Experimental controls

The design of controls depends largely on the screen format. Vehicle controls should be used in parallel with experimental agents if the screen uses a chemical compound to exert selection pressure. The vehicle can often be the solvent used to dissolve the selection agent, the inactive enantiomer, or some other version of the selection agent. For instance, if one wishes to study genes that render protection or sensitivity against oligomeric amyloid beta (Aβ) in the context of Alzheimer’s disease, a suitable negative control would be monomeric Aβ.

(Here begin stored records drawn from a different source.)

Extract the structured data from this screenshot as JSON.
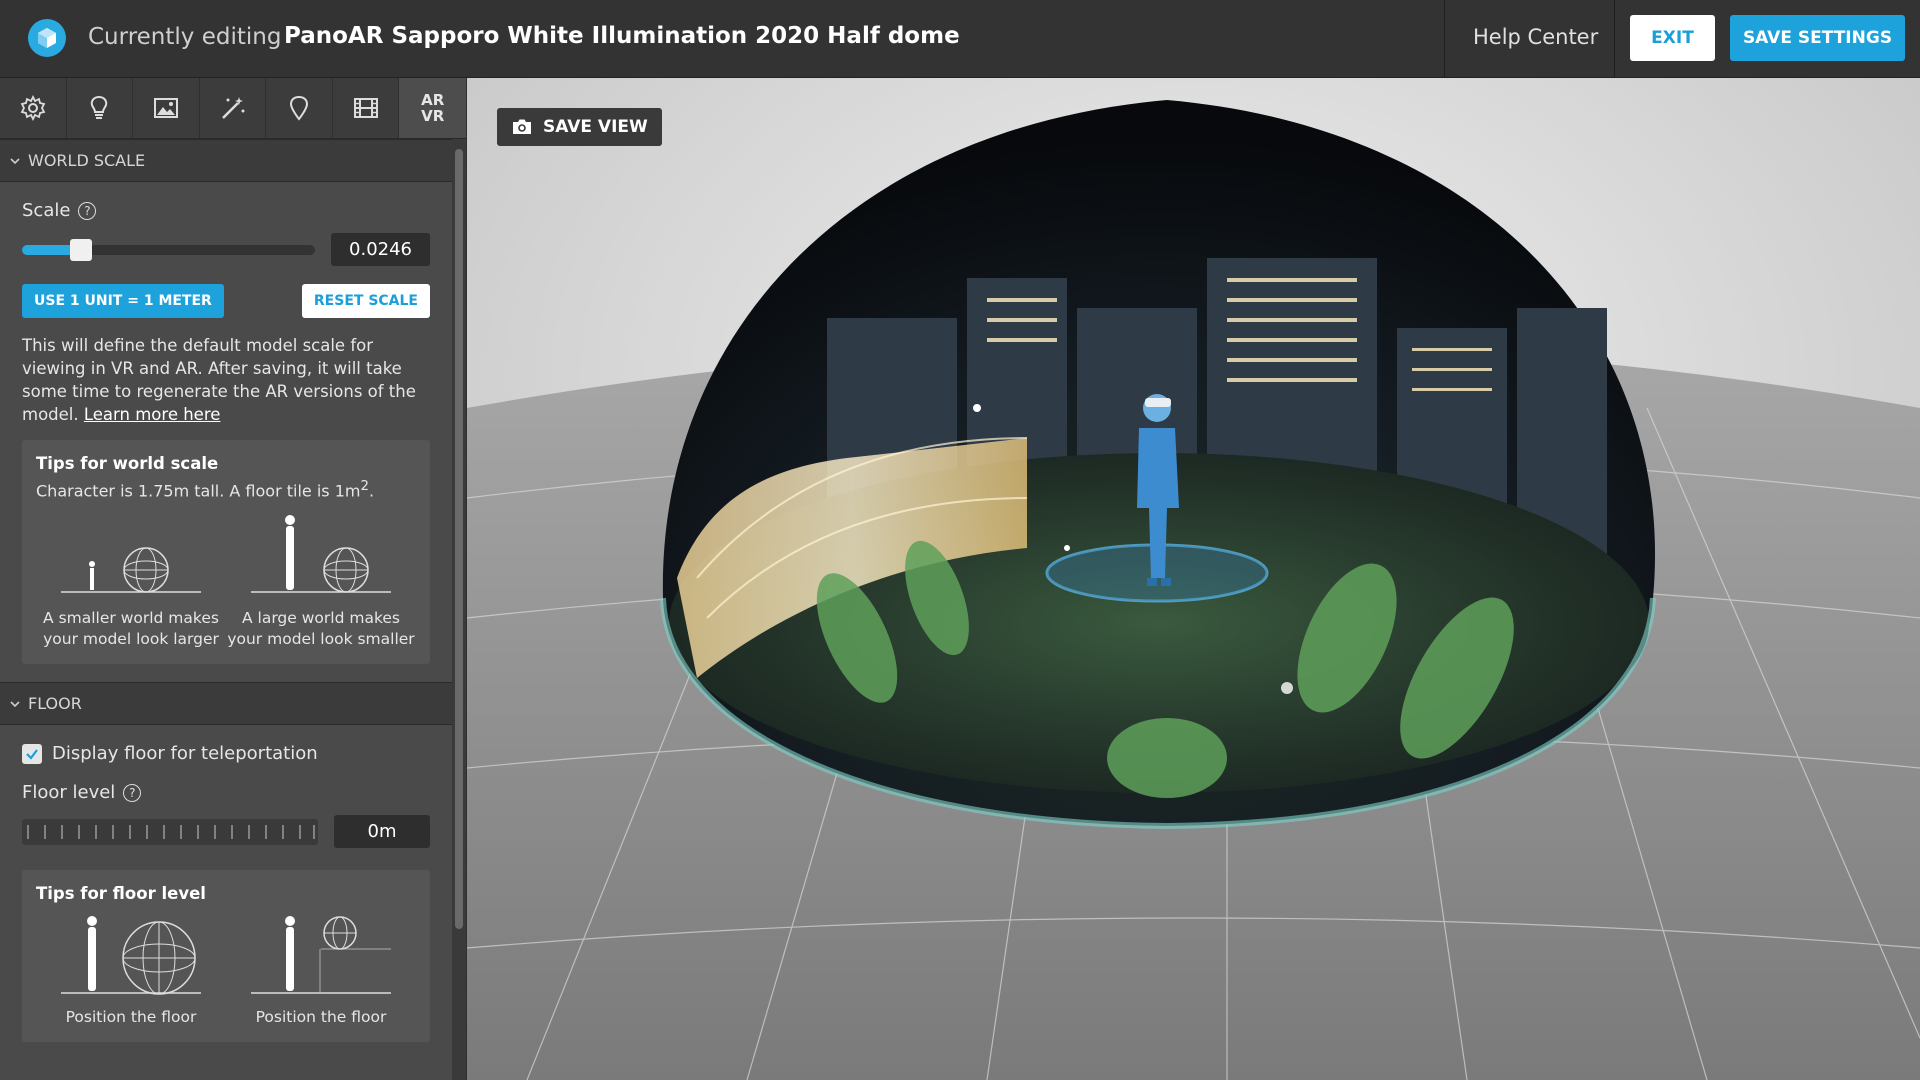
{
  "header": {
    "editing_label": "Currently editing",
    "title": "PanoAR Sapporo White Illumination 2020 Half dome",
    "help_center": "Help Center",
    "exit": "EXIT",
    "save_settings": "SAVE SETTINGS",
    "accent": "#1ea2dc"
  },
  "toolbar": {
    "tools": [
      "gear-icon",
      "lightbulb-icon",
      "image-icon",
      "magic-wand-icon",
      "pin-icon",
      "film-icon"
    ],
    "arvr_top": "AR",
    "arvr_bottom": "VR"
  },
  "world_scale": {
    "section_title": "WORLD SCALE",
    "scale_label": "Scale",
    "scale_value": "0.0246",
    "slider_fraction": 0.2,
    "use_unit_button": "USE 1 UNIT = 1 METER",
    "reset_button": "RESET SCALE",
    "description": "This will define the default model scale for viewing in VR and AR. After saving, it will take some time to regenerate the AR versions of the model.",
    "learn_more": "Learn more here",
    "tips_title": "Tips for world scale",
    "tips_text_prefix": "Character is 1.75m tall. A floor tile is 1m",
    "tips_text_sup": "2",
    "tips_text_suffix": ".",
    "tip_small": "A smaller world makes your model look larger",
    "tip_large": "A large world makes your model look smaller"
  },
  "floor": {
    "section_title": "FLOOR",
    "display_floor_label": "Display floor for teleportation",
    "display_floor_checked": true,
    "floor_level_label": "Floor level",
    "floor_level_value": "0m",
    "tips_title": "Tips for floor level",
    "tip_left": "Position the floor",
    "tip_right": "Position the floor"
  },
  "viewport": {
    "save_view": "SAVE VIEW"
  }
}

Frequently, non-targeting sgRNAs are employed as negative technical controls [47, 57, 83]. If sensitivity/resistance genes to a particular selection agent are known, one may consider sgRNAs targeting these validated genes as functional positive controls [46]. Technical controls are used at various steps during the screen. For example, one may spike in sgRNAs that have no sequence match in the host genome to assess the technical performance of amplification and NGS. Although not yet widely applied, the targeting of non-essential genes or ‘safe harbor’ regions may serve the same purpose in a negative selection survival screen [84].

sgRNA amplicon sequencing

Following the selection step, DNA is harvested from surviving or FACS-sorted cells, and PCR is used to amplify the sgRNA protospacer sequences within these cells using primers that pair to the constant regions in each sgRNA viral plasmid, namely the U6 promoter region upstream and the sgRNA scaffold region downstream of the protospacer.

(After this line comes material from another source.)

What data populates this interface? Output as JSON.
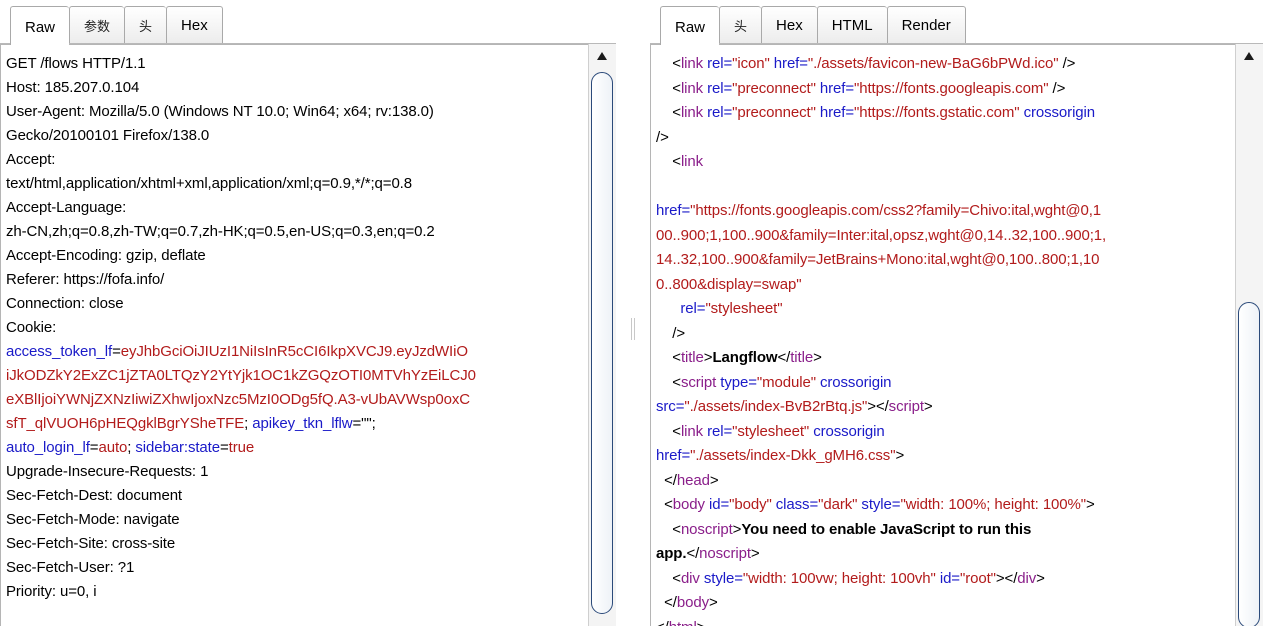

The presence of PCR primers can sometimes create technical difficulties on some fluorescence-based sequencing platforms because the primer sequences included at the 5′ end of each amplicon will generate the exact same bases for each cycle of sequencing, lowering diversity. Hence, to improve diversity, 1–10 random bases have been added to the 5′ end of each forward primer to make them slightly different and to stagger the order of sequencing [47, 85]. In addition, reverse primers may contain unique barcodes to differentiate biological replicates and treatment groups so that samples and controls can be analyzed simultaneously, minimizing run-to-run variances. Following NGS data acquisition, normalized reads of sgRNAs are tallied in samples and controls [47, 64], and it is verified that coverage of the sgRNA library has been maintained in the controls [86].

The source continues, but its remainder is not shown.